Playing through pain: the “burden” that almost ended Tony Iommi’s career before it began

Before Tony Iommi’s career had even begun, it was threatened. Back when he was just a teenager in Birmingham, spending his days earning some pennies and his nights messing around with schoolmates, he’d barely even thought about making music when suddenly he was burdened with the realisation that he might not be able to make it anyway.

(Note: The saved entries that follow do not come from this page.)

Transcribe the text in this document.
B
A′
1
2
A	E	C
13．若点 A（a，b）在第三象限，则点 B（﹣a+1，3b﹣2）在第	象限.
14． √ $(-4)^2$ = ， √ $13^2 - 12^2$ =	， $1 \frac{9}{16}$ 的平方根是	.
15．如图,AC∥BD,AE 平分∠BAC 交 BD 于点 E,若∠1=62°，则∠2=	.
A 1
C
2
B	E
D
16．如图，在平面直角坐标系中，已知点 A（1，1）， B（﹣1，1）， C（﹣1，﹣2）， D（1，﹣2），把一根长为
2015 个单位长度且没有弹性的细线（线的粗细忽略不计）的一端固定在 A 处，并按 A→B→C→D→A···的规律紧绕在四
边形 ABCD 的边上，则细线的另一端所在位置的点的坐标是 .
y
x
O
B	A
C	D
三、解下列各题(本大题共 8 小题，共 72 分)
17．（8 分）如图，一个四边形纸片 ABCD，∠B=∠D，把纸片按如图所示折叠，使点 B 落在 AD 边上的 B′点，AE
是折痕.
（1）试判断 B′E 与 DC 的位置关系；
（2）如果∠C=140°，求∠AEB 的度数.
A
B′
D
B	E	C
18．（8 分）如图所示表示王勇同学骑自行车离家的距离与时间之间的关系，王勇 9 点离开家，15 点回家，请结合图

February 19, 1977. Iommi was a 17-year-old working in a sheet metal factory. After completing school, he’d been pretty aimless. Unsure exactly what he wanted to do, he’d jump around different hobbies, like judo and karate, as well as different odd jobs. First, he was a plumber, then he worked in a factory that made rings, then he briefly worked in a music shop but was fired after being accused of stealing. During this time, the only thing that really stuck was his new love of guitar but even still, it wasn’t all that much of a serious thing in his mind.

In February 1977, he found himself at this new factory, but, in his grand tradition, he was about to move on to something else. “I’d be on a line, and they’d pass stuff down to me, and I’d weld it, and then it’d go on to somewhere else,” Iommi told Ryan J Downey, painting the monotonous scene. But on his last day working there, he was put on a different station. “One day, the person that would be sending me the thing to weld never turned up, so they put me on this giant, huge press — a guillotine-type press,” he said. You know where this is going…

“I don’t know what happened. I must have pushed my hand in. Bang!” Iommi described. It was a grizzly moment, “It came down. It just took the ends off [my fingers]. I actually pulled them off. As I pulled my hand back, it sort of pulled them off. It was left with two stalks, the bone was sticking out the top of the finger.”

And that was that, he thought. Tony Iommi had lost his fingertips; any blossoming dreams of being a rockstar were over. “I went to the hospital, and they cut the bones off, and then they said, ‘You might as well forget playing.’ God, I was just so upset,” he recalled. Anyone would expect the same though. How can a guitarist play without his fingertips? How could he ever press down on the most basic chords, let along master more technical stuff? It seemed to be not just a burden but an accident that would utterly end his career before it had even begun.

But Iommi is made of tougher stuff. “I wouldn’t accept that there wasn’t some way around it, that I wouldn’t be able to play,” he said as his teenage self resolved that this would stop him.

While the factory had hurt him, it was also the factory that healed him as the foreman from the job paid him a visit and played him a recording of jazz guitarist Django Reinhardt. “My friend said, ‘Listen to this guy play’, and I went, ‘No way! Listening to someone play the guitar is the very last thing I want to do right now!’ But he kept insisting,” Iommi recalled. Moving through the motions of annoyance, grief and sadness as he listened to the music, yearning to make it, his friend then revealed the punchline; “You know, the guy’s only playing with two fingers on his fretboard hand because of an injury he sustained in a terrible fire.”

With the motivation and now the inspiration, Iommi had the fight he needed to turn the burden into a blessing. He got back to work, figuring out how best to adapt his playing to the injury, reworking his guitar and relearning how to play around these constraints. When he pulled it off, the rest was history as he joined the league of great players working beyond injuries.

But still, it’s never an easy thing. “I would have liked to have not chopped the ends of my fingers off. It became a burden,” Iommi said, adding, “It’s just something I’ve had to learn to live with. It affects your playing style; you can’t feel the strings, and there are certain chords I can’t play.”